Geklagt hatten die Eigentümer einer Wohnung im Dachgeschoss des betreffenden Hauses. Die Bewohnerin leidet an einer Allergie und muss jeglichen Kontakt mit Hundehaaren vermeiden. Was ihr besonders schwer fällt, da der Personenaufzug, über den ihre Wohnung erreichbar ist, sich innerhalb ihrer Räumlichkeiten öffnet, die Mieter im zweiten Stock aber einen Hund halten und mit dem Tier ständig denselben Fahrstuhl benutzen. Und die wollen die Passage der in der ersten ordentlichen Wohnungseigentümerversammlung beschlossenen Hausordnung nicht akzeptieren, nach der die Beförderung von Tieren in den Personenaufzügen des Hauses nicht gestattet ist, weil diese Einschränkung mietvertraglich nicht vereinbart worden sei.

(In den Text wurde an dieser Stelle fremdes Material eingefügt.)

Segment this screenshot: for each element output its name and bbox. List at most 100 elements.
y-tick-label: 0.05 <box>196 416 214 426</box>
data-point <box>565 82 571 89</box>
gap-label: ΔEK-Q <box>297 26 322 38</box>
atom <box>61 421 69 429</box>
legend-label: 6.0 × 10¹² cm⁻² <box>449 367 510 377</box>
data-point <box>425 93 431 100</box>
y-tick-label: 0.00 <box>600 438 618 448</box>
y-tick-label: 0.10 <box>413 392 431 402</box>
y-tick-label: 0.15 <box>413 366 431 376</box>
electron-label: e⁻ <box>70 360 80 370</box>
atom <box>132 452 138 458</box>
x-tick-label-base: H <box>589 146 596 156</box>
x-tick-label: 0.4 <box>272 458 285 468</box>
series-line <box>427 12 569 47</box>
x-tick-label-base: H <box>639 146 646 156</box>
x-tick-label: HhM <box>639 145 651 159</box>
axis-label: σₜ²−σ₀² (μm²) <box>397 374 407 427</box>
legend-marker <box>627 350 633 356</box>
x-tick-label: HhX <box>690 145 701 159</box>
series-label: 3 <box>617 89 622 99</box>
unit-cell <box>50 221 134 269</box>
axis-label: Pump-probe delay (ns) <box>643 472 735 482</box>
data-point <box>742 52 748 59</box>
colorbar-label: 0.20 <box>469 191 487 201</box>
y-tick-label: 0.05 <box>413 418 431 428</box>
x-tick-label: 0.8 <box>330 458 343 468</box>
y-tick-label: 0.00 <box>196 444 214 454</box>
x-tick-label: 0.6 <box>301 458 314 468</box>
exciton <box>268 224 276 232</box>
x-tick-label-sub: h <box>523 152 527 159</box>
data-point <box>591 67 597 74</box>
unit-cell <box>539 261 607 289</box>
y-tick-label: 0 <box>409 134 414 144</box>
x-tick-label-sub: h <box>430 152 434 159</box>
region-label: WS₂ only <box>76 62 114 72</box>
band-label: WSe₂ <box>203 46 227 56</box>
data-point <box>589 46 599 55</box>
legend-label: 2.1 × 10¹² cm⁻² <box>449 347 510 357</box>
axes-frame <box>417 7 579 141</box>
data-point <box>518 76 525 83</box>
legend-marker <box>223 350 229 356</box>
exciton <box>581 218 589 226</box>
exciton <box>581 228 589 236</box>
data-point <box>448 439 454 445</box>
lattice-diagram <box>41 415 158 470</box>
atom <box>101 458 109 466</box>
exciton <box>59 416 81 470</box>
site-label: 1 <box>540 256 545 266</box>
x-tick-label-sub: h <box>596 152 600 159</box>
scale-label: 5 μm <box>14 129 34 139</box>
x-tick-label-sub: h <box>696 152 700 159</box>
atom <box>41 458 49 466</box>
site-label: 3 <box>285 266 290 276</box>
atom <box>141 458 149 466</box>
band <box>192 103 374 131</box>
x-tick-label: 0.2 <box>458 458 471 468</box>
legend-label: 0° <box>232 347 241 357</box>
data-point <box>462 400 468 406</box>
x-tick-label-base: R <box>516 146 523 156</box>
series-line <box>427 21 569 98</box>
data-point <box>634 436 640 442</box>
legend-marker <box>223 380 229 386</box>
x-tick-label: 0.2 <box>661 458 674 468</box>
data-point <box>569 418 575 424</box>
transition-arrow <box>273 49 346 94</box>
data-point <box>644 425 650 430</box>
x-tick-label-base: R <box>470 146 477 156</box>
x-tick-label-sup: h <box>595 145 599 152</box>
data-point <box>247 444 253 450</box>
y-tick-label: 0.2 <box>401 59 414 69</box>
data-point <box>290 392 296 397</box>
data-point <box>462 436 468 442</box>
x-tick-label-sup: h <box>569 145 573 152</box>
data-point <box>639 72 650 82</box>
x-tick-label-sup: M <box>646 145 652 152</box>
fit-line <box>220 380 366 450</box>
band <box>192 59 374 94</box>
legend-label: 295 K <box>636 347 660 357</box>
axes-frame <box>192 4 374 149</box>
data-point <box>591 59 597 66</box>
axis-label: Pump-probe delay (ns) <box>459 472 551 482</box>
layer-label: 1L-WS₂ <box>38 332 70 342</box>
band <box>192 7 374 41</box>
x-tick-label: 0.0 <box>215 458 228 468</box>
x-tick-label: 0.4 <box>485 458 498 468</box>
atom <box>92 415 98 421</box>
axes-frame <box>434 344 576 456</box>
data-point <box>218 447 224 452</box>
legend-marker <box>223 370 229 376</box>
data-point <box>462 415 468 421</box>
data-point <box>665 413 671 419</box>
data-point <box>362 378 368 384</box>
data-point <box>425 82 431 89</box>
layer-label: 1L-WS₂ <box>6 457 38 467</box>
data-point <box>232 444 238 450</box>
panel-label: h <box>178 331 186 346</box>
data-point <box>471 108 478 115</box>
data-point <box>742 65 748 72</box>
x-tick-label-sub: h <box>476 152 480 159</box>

Dem stimmte das Gericht bei. "Wobei auch ausschlaggebend war, dass die beschlossene Regelung zur Nutzung des Aufzuges im Haus nicht wirksam an Mieter der Wohnungseigentümer weitergegeben werden kann", erklärt Rechtsanwältin Dr. Sonja Tiedtke die Entscheidung. Die betroffenen Wohnungseigentümer könnten nicht nur nicht selbst Tiere im Aufzug befördern, sondern sähen sich auch bei der Vermietung ihrer Wohnung mit dieser Einschränkung konfrontiert. Das in der umstrittenen Hausordnung verankerte Verbot beschränkt sich ja nicht nur auf Hunde und Katzen, sondern auf alle Tiere schlechthin - also auch auf solche, von denen kein Schmutz oder andere Beeinträchtigungen für Hausbewohner ausgehen.

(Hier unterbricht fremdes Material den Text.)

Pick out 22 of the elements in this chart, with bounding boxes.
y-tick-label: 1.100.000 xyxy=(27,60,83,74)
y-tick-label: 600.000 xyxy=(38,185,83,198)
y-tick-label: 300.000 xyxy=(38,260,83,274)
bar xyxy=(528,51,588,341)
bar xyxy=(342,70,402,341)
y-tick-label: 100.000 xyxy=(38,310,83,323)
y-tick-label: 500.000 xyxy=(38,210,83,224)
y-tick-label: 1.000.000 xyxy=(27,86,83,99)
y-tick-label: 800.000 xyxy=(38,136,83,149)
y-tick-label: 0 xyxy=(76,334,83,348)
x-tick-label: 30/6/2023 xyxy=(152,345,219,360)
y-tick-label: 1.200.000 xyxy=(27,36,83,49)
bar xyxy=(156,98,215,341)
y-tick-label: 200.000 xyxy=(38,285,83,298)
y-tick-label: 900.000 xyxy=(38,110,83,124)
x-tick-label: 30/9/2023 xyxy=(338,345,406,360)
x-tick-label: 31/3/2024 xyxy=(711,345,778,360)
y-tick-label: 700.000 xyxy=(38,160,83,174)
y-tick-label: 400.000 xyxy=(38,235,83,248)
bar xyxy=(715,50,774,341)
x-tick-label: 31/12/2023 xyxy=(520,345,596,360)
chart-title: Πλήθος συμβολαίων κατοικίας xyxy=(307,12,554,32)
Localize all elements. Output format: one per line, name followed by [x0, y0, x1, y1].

Es ist zwar nicht zu verkennen, dass durch die Hausordnung nicht die Tierhaltung generell verboten wird sondern lediglich die Nutzung des Aufzuges geregelt werden sollte. Doch denkbar ist beispielsweise auch, dass der Tierhalter selbst etwa aus gesundheitlichen Gründen nicht in der Lage ist, ohne Aufzug in seine Wohnung zu gelangen. Auch dieser Eigentümer wäre dann darauf angewiesen, den Fahrstuhl zusammen mit seinem Tier nutzen zu können.